A GCM Simulation of Heat Waves, Dry Spells, and Their Relationships to Circulation

Heat waves and dry spells are analyzed (i) at eight stations in south Moravia (Czech Republic), (ii) in the control ECHAM3 GCM run at the gridpoint closest to the study area, and (iii) in the ECHAM3 GCM run for doubled CO2 concentrations (scenario A) at the same gridpoint (heat waves only). The GCM outputs are validated both against individual station data and areally representative values. In the control run, the heat waves are too long, appear later in the year, peak at higher temperatures and their numbers are under- (over-) estimated in June and July (in August). The simulated dry spells are too long, and the annual cycle of their occurrence is distorted. Mid-tropospheric circulation, and heat waves and dry spells are linked much less tightly in the control climate than in the observed.
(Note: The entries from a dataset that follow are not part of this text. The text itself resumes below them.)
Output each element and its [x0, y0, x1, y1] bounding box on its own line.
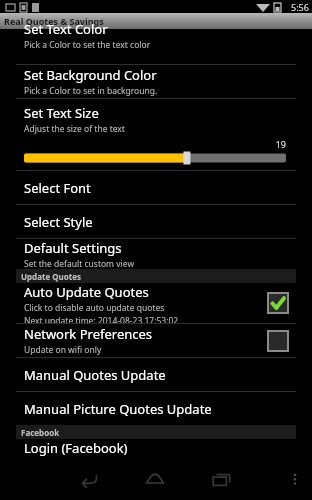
staticText: Real Quotes & Sayings — [4, 15, 104, 27]
staticText: Manual Quotes Update — [24, 366, 166, 384]
staticText: Auto Update Quotes — [24, 283, 149, 301]
staticText: Next update time: 2014-08-23 17:53:02 — [24, 315, 179, 323]
button[interactable]: Network Preferences — [268, 331, 288, 351]
staticText: Select Font — [24, 179, 91, 197]
staticText: Login (Facebook) — [24, 439, 128, 457]
staticText: Set Text Size — [24, 104, 99, 122]
staticText: Set the default custom view — [24, 258, 135, 269]
button[interactable]: Manual Quotes Update — [0, 358, 312, 391]
button[interactable]: Set Text Size — [0, 99, 312, 170]
button[interactable]: Manual Picture Quotes Update — [0, 392, 312, 425]
button[interactable]: More options — [280, 464, 310, 494]
button[interactable]: Set Background Color — [0, 65, 312, 98]
button[interactable]: Auto Update Quotes — [268, 293, 288, 313]
button[interactable]: Default Settings — [0, 239, 312, 269]
staticText: Facebook — [21, 427, 60, 438]
staticText: Update on wifi only — [24, 344, 102, 356]
staticText: 5:56 — [291, 1, 309, 13]
button[interactable]: Auto Update Quotes — [0, 283, 312, 323]
button[interactable]: Select Font — [0, 171, 312, 204]
button[interactable]: Back — [66, 458, 110, 500]
staticText: Default Settings — [24, 239, 122, 257]
staticText: Adjust the size of the text — [24, 123, 125, 135]
button[interactable]: Recent apps — [200, 458, 244, 500]
staticText: Network Preferences — [24, 325, 153, 343]
staticText: Click to disable auto update quotes — [24, 302, 165, 314]
staticText: Pick a Color to set the text color — [24, 39, 151, 51]
staticText: 19 — [0, 138, 286, 150]
staticText: Manual Picture Quotes Update — [24, 400, 212, 418]
staticText: Set Background Color — [24, 66, 157, 84]
button[interactable]: Home — [133, 458, 177, 500]
staticText: Select Style — [24, 213, 93, 231]
button[interactable]: Set Text Color — [0, 29, 312, 64]
button[interactable]: Select Style — [0, 205, 312, 238]
staticText: Set Text Color — [24, 20, 108, 38]
button[interactable]: Login (Facebook) — [0, 439, 312, 458]
button[interactable]: Network Preferences — [0, 324, 312, 357]
staticText: Pick a Color to set in backgroung. — [24, 85, 158, 97]
staticText: Update Quotes — [21, 271, 82, 282]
Since mid-tropospheric circulation is simulated fairly successfully, we suggest the hypothesis that either the air-mass transformation and local processes are too strong in the model or the simulated advection is too weak. In the scenario A climate, the heat waves become a common phenomenon: warming of 4.5 °C in summer (difference between scenario A and control climates) induces a five-fold increase in the frequency of tropical days and an immense enhancement of extremity of heat waves. The results of the study underline the need for (i) a proper validation of the GCM output before a climate impact study is conducted and (ii) translation of large-scale information from GCMs into local scales using downscaling and stochastic modelling techniques in order to reduce GCMs' biases.